Thats awesome Chief......you created a lifelong memory by a simple act.....one of the things I really miss about my pap.....brings to mind a story of pap.....he was a heck of a carpenter, and loved to build things.....in his 30's he ended up getting rheumatoid arthritis, and it was really really bad on his joints.....in his 60s he could barely clench his hands, but he still loved to help out....we were building my mini barn and he was here, doing his best, to try and help build that barn even though he could barely hold onto his hammer (he actually had a bunch of foam and duct tape wrapped around that hammer just so he could grip it).....anyway years after the barn was done and he had passed my uncle was telling me about how impressed my pap was with me when I built a jig for my barn trusses....he said pap wouldn't stop braggin me up to him, and on and on.....and I told my uncle that was nothing, I was equally impressed and humbled by how much he did for me all those years, even though he was in so much pain.....my uncle still has that old hammer with the tape and foam on it that pap used, I would probably break down and cry if I saw it.....my pap was my super-hero...I can't wait to see him again.......


----------



## tfdchief (Nov 30, 2011)

Scotty Overkill said:
			
		

> tfdchief said:
> 
> 
> 
> ...


What a wonderful story........only problem is, you made me cry.  My wife has RA, so I know exactly what he went through.  He had character, and he obviously gave it to you!


----------



## ScotO (Dec 2, 2011)

tfdchief said:
			
		

> What a wonderful story........only problem is, you made me cry.  My wife has RA, so I know exactly what he went through.  He had character, and he obviously gave it to you!

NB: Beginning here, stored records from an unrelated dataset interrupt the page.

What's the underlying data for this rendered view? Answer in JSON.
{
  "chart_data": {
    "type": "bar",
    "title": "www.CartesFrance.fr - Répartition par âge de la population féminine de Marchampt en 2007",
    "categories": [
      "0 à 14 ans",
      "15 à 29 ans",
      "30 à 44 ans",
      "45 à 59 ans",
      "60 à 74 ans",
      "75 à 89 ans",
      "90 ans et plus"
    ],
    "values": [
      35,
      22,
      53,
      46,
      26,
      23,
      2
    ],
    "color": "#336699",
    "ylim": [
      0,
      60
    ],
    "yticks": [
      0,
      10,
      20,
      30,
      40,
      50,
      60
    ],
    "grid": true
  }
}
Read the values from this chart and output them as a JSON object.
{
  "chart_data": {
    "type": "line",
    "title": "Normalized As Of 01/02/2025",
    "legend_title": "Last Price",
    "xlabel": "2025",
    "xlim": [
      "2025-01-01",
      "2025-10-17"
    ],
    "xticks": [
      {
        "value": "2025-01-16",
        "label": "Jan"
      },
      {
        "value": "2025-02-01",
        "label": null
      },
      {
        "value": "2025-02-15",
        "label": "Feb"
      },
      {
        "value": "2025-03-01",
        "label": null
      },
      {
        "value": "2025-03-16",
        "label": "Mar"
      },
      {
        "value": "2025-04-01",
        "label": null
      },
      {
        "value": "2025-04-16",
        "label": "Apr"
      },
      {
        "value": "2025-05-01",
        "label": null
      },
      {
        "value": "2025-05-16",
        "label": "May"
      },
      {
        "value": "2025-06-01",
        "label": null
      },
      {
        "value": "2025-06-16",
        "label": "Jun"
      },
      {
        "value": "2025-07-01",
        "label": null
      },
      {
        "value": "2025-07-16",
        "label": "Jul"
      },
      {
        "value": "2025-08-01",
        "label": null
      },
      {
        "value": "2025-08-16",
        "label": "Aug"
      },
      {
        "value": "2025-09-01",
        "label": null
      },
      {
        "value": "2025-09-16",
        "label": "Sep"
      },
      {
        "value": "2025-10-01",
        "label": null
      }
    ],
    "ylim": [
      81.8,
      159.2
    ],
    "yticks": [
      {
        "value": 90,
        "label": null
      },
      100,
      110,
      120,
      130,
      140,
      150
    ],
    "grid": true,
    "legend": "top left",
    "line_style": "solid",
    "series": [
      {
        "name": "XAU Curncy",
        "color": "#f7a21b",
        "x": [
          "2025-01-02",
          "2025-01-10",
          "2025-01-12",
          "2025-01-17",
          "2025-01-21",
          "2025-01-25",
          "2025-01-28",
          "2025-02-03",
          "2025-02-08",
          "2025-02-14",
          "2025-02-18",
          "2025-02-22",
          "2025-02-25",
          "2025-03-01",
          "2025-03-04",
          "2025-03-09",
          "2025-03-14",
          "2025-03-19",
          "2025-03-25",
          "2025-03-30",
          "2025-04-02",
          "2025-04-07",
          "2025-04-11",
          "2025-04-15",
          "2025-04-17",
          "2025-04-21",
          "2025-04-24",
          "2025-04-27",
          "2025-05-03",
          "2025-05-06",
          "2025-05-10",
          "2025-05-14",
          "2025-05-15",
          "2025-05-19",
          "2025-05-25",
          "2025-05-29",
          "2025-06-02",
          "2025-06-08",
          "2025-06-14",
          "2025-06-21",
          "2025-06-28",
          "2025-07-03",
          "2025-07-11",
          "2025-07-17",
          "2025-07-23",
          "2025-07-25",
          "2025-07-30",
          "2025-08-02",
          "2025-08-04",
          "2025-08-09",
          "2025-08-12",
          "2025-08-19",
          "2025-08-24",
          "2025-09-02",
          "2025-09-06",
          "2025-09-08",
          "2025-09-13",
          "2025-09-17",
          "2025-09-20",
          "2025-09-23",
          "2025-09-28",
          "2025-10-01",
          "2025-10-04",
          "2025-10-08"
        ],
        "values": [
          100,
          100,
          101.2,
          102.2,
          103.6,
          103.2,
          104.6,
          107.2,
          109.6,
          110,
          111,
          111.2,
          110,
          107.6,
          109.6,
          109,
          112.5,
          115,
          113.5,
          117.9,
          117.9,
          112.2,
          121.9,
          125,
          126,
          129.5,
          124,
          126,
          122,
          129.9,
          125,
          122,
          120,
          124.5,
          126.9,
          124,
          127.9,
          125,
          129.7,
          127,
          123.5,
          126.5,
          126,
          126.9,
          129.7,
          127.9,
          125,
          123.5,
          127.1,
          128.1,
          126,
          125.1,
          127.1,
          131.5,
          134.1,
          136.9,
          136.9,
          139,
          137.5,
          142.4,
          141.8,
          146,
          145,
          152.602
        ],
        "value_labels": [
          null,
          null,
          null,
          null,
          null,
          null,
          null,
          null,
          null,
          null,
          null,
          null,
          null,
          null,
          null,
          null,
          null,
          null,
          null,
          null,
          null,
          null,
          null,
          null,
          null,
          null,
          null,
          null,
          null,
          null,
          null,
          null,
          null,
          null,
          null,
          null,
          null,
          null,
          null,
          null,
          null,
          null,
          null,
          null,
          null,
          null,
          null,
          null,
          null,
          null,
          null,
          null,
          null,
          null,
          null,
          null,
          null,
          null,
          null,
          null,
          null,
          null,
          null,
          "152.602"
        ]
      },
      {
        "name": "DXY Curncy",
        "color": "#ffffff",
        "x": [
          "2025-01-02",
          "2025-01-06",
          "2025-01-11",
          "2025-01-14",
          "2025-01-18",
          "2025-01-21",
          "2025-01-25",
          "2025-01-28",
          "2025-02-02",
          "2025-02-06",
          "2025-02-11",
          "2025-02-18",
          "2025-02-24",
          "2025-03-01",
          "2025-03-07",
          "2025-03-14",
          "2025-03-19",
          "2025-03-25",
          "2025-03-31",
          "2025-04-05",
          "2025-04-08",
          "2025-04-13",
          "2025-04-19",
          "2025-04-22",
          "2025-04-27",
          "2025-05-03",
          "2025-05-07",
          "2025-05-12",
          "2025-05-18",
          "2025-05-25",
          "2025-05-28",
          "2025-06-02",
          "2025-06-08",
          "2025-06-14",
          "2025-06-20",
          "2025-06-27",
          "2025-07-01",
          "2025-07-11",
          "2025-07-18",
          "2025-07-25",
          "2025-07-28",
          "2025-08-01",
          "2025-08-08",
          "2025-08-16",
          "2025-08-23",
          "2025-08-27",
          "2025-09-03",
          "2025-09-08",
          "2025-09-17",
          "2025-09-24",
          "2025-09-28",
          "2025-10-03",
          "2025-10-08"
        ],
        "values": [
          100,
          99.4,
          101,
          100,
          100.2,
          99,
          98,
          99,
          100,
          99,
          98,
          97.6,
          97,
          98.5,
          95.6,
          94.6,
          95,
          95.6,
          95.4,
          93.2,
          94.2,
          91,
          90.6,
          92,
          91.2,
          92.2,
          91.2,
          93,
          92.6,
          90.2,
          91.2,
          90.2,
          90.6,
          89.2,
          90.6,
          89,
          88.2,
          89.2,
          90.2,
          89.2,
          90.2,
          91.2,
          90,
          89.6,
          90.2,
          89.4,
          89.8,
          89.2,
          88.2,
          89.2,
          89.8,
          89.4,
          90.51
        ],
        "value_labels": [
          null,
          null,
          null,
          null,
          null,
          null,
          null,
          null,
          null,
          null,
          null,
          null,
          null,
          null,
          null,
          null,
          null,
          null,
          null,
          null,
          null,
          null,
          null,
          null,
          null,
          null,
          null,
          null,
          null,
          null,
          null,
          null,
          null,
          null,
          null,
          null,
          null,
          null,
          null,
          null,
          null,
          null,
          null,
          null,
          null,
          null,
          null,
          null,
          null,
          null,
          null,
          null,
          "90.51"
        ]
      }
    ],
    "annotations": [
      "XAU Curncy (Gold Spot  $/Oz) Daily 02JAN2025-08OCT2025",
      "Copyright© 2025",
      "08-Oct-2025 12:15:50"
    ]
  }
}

It makes me cry thinking about pap, too....and thanks for the compliment, that means a lot to me....from reading a lot of your posts you too are a great guy Chief...and I am sure you are passing those traits along as well.....


----------



## tfdchief (Dec 2, 2011)

Scotty Overkill said:
			
		

> tfdchief said:
> 
> 
> 
> ...


Thanks Scotty.  I sure hope so.  I didn't have that relationship with my Dad, and if it left me with an impression, it was that I was going change that with my sons.  I think I have and it feels real good.


----------



## ScotO (Dec 2, 2011)

tfdchief said:
			
		

> Scotty Overkill said:
> 
> 
> 
> ...


Well God Bless ya Chief, it's awesome that you broke that chain and I am sure your sons and grandsons are very proud of ya.....shows you are a man that can rise to the occasion.....that alone shows you are a stone pillar in your family....


----------